Depois disso, temos a certeza que nosso retorno será impossível. O melhor é apertar os cintos, ficar confortável e desfrutar da presença do elenco maravilhoso, escolhido brilhantemente e dirigido pelo já renomado e conceituado diretor,  Jarbas Homem de Mello. Ele, como ninguém, sabe como se monta um Musical de ordem maior e soube fazer do belíssimo e bem temporizado texto de Claudio Magnavita, uma obra prima que encanta e faz centenas de vozes cantarem juntos cada canção do musical, isso sem falar que a história contagia e tem tudo a ver com a proposta desejada.

A peça nos apresenta logo de início um cenário muito bem construído, com vários elementos móveis e uma janela onde passam as projeções de todo o espetáculo. A concepção dessa obra é mérito de Natalia Lana que dá uma aula de cenografia e bom gosto. Em sintonia com o cenário podemos contar também com  a iluminação de Paulo César Medeiros, que acompanha, sem falha alguma, cada personagem e cria por meio de sombras e luzes precisas, todo um  desenho harmônico e suave pra cada cena, sabendo valorizar e destacar os melhores momentos ou coreografia.

Por falar em coreografia Vanessa Guillen fez uma pesquisa elaborada e muito bem calculada, com acabamentos de braços e pernas, que pontuam cada nota, sentimento e timbre que as músicas pedem e precisam. Bem aos moldes da década em questão, sem elementos desnecessários tão pouco desencontrados. Assim como a direção musical de Beatriz De Luca, que trabalhou cada música com um propósito para cada passagem do espetáculo.

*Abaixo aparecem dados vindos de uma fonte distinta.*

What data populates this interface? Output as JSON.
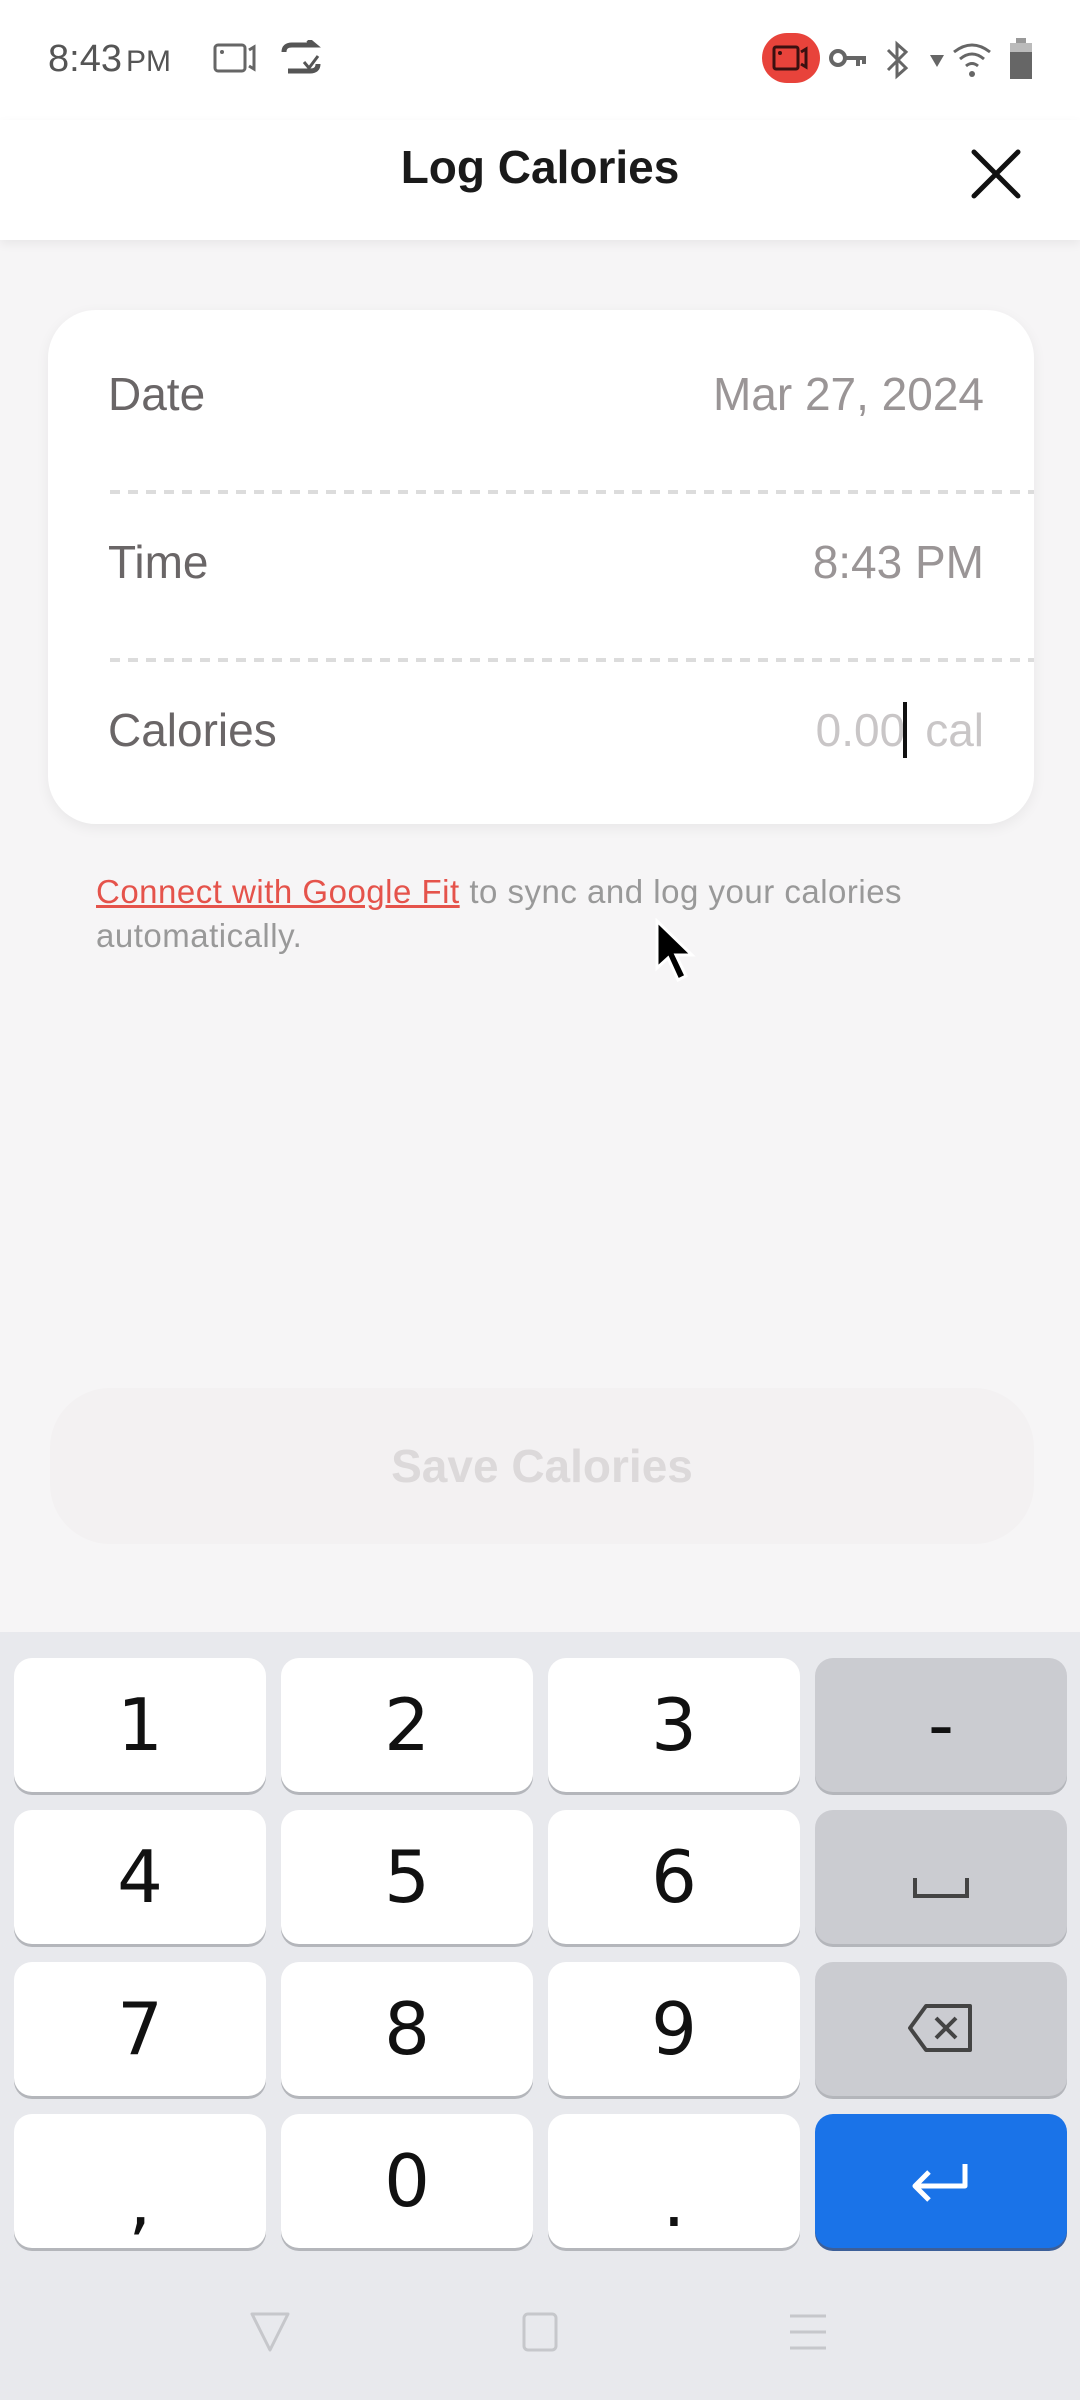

O trio de atrizes composto por Andrea, Jullie e Lovie funciona de uma forma esplêndida. A familiaridade que ambas possuem é algo espantoso. Uma ruiva, uma loira e uma morena, que com a afinidade mostrada e compartilhada em cena, formam algo que dá gosto de acompanhar, assim como o grupo de cantores formado pelo elenco masculino, que chega a cantar até melhor que muitos dos cantores e bandas por eles homenageados. É pegar o que é bom e conseguir melhorar. Se na época vendessem as mesmas músicas originais ou a da interpretação desses jovens rapazes, com certeza eles que seriam homenageados e lembrados hoje em dia.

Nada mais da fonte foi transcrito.